Should a submission use an existing economic model or commission a new one?
You’re a pharma company with a new license for your product in an area like rheumatoid arthritis (RA), breast cancer or diabetes, disease areas where there has been lots of previous economics work carried out. As you plan your HTA submission do you look for an existing model or commission a new one?
I was thinking about this issue as I read the HTA monograph “Newer Agents for Blood Glucose Control in Type 2 Diabetes” by Norman Waugh, Ewen Cummins and colleagues. Building from the UKPDS model, these researchers adapted the model to include the direct effect of weight changes on utility, costs and utility loss from severe hypoglycaemic attacks, and utility loss from fear of hypoglycaemic attacks.
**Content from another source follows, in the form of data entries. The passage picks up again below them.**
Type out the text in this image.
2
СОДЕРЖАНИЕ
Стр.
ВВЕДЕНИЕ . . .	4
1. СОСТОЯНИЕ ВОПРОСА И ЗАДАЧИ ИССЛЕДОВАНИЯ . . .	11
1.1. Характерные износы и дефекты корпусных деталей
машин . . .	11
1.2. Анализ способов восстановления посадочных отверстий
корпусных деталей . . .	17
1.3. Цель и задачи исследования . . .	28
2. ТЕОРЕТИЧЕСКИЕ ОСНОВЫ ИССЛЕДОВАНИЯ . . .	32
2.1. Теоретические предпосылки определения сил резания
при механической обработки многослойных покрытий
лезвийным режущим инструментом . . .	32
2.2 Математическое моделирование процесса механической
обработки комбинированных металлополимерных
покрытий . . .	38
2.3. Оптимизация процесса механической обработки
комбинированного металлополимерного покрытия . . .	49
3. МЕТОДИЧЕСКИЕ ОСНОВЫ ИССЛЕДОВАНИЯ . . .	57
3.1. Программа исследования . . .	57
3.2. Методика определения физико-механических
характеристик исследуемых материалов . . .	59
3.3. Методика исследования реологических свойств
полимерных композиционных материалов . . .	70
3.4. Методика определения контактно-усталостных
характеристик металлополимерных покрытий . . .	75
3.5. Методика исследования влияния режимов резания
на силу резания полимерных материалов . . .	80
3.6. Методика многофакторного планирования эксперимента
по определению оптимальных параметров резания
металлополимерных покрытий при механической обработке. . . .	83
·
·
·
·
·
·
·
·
Given these adaptations, the UK-specific nature of this work, the selection of this model by an independent research group, and the transparency of their report in terms of methods and results, why would a UK-based HTA organisation accept a different modelling approach when reviewing a future diabetes submission?
More to the point, why would a pharma company commission a different approach, incurring costs in the process? As an SMC reviewer myself, I am not an expert in modelling diabetes, breast cancer or RA so what I want is to be reassured that independent people who are cleverer and know more about this topic than I do are happy with the method – that’s by no means a perfect test but short of organising a validation exercise for different economic models, I don’t know of a better one. (Of course I can check to see that the model predicts the observed outcomes of the RCT used for licensing but since this often involves HbA1c changes over 6 months and the model is over a lifetime it’s unclear how useful a check this is.)
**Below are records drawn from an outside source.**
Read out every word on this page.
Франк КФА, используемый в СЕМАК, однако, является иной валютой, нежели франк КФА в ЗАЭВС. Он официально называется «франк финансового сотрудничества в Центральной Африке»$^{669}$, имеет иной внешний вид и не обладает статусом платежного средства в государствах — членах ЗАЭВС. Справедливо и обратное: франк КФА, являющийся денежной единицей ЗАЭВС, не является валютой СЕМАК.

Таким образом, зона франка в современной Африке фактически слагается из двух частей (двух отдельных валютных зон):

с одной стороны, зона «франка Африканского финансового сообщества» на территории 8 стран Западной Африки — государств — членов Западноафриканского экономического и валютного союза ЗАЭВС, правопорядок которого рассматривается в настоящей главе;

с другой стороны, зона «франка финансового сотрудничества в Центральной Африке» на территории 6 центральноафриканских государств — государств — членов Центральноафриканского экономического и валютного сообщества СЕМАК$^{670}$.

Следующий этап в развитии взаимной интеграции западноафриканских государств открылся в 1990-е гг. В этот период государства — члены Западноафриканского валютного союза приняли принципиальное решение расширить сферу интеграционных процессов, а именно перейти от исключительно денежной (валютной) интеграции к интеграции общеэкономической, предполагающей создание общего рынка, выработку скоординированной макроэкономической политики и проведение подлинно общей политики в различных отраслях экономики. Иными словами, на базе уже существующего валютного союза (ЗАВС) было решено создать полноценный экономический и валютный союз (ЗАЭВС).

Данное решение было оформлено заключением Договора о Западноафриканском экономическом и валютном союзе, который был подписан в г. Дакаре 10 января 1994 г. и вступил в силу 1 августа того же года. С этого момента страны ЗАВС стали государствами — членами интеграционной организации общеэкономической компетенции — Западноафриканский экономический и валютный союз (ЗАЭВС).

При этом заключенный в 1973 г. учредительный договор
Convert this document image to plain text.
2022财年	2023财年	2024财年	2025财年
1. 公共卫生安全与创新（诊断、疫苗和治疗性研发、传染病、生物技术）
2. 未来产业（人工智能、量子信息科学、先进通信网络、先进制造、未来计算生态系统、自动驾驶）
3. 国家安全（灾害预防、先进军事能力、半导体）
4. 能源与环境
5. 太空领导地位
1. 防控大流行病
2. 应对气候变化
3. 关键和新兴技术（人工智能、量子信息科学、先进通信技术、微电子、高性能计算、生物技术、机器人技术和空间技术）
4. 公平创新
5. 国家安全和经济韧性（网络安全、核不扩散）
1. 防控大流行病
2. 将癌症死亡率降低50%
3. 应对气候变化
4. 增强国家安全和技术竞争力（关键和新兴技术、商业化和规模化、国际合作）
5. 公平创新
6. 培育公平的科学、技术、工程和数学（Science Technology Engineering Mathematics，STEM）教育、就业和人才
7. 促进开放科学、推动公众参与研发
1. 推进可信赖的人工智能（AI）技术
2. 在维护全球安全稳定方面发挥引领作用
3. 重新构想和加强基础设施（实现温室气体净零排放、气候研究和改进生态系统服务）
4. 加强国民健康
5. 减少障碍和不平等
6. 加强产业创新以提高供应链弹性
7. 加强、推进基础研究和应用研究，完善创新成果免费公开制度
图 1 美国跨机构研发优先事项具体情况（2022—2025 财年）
Of course, as a reviewer I would listen to the company’s view and if they had a good reason for not using the approach of Waugh et al I would consider what they had to say. There could be some innovation in the model, or some benefit from the new product that was not captured by the model, or perhaps new data supersedes the inputs previously used. However, my starting presumption would be that Waugh et al’s approach was the preferred one and each departure would have to be explained to me. The best place for companies to debate the merits of different models is through articles in published, peer-reviewed journals.
The bigger issue, of course, is whether HTA organisations should start publishing lists of preferred economics models and data inputs for companies planning submissions. This has the potential to save companies money and give consistency in results.
Footnote: for transparency, I am working on a paper on NICE and SMC decisions with Norman Waugh, and Ewen Cummins is a fellow reviewer for SMC.